In recent weeks there has been an increase in government bond yields with issuers in southern Europe such as Italy, Greece, Portugal and Spain. These countries have high lending rates, which worries investors, while the emerging intention of central banks to withdraw quantitative easing programs and raise interest rates is driving government bond yields up.

At the same time, markets are anticipating events and rising borrowing costs show that investors are less optimistic about the course of the economy. After all, almost all the countries of the European Union, including the Cypriot Ministry of Finance, have significantly reduced their estimates for the growth rate of their economies in 2022.

It should also be noted that the support of the economic units during the coronary restrictive measures was through the increase of the public debt (in contrast to the Reconstruction Fund, which is essentially mostly benefits), so the countries emerging from the virus crisis continue to face recessionary pressures due to the unfavorable and challenging international economic and political environment.

It is noted that for every state, business and household access to cheap loans is an important tool in finance and deficit coverage in times of deficit.

The course of public debt is a particularly important indicator for the economy as it demonstrates the “resistance” it has in case of negative developments. It is understood that high lending/leverage rates, as for businesses, affect the state's ability to implement its fiscal policy but also to make drastic decisions in times of recession.

Recovery

The prolonged period of inflationary pressures, which is intensified by geopolitical tensions, causes uncertainty with investors and households to make second thoughts in relation to investments or capital expenditures, postponing them for the member.

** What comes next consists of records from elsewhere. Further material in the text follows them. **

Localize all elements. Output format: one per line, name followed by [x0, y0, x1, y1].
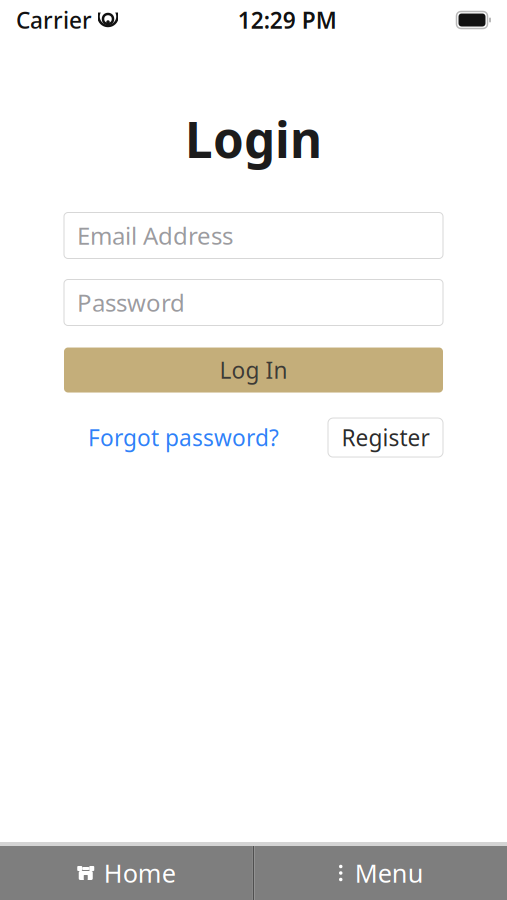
staticText: Register — [342, 422, 430, 453]
button[interactable]: Home — [0, 846, 252, 900]
staticText: Login — [185, 106, 322, 172]
staticText: Carrier — [16, 5, 92, 35]
staticText: Password — [77, 287, 185, 318]
staticText: Menu — [355, 856, 424, 890]
staticText: Forgot password? — [88, 422, 279, 453]
staticText: Email Address — [77, 220, 233, 252]
staticText: 12:29 PM — [238, 5, 337, 35]
staticText: Home — [104, 856, 176, 890]
button[interactable]: Menu — [254, 846, 507, 900]
staticText: Log In — [220, 355, 288, 385]
button[interactable]: Register — [328, 418, 443, 457]
button[interactable]: Forgot password? — [88, 414, 279, 461]
button[interactable]: Log In — [64, 348, 443, 392]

This, combined with the reduction of household purchasing power and the reduction of consumption, have a negative effect on the recovery of economies.

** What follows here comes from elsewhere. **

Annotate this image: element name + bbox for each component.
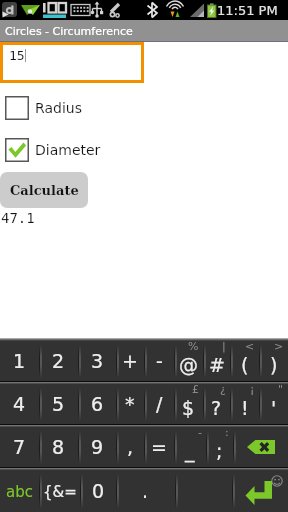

The withdrawal of the measures from the central banks is a return to normalcy, provided that this withdrawal will be done gradually so as not to negatively affect economies and citizens to a large extent. This becomes particularly acute given that the increased health and productivity expenditures of the economies, including employment, have been financed by increasing public debt.

Governments and international organizations are called upon to manage the phenomenon of high inflation rates, as long as it is clear that the phenomenon will last and intensify. It is well known that if not managed properly, it will create obstacles in the first phase of the recovery process after the virus crisis and in a new crisis if things go derailed.

The ECB Council is called upon to balance its inflation and concerns about a slowdown in the European and global economy in general following developments in Ukraine and economic sanctions imposed on Russia. Many analysts say that the inflow of liquidity from central banks was uncontrollable and untargeted, with the result that they, and especially the ECB, appear trapped.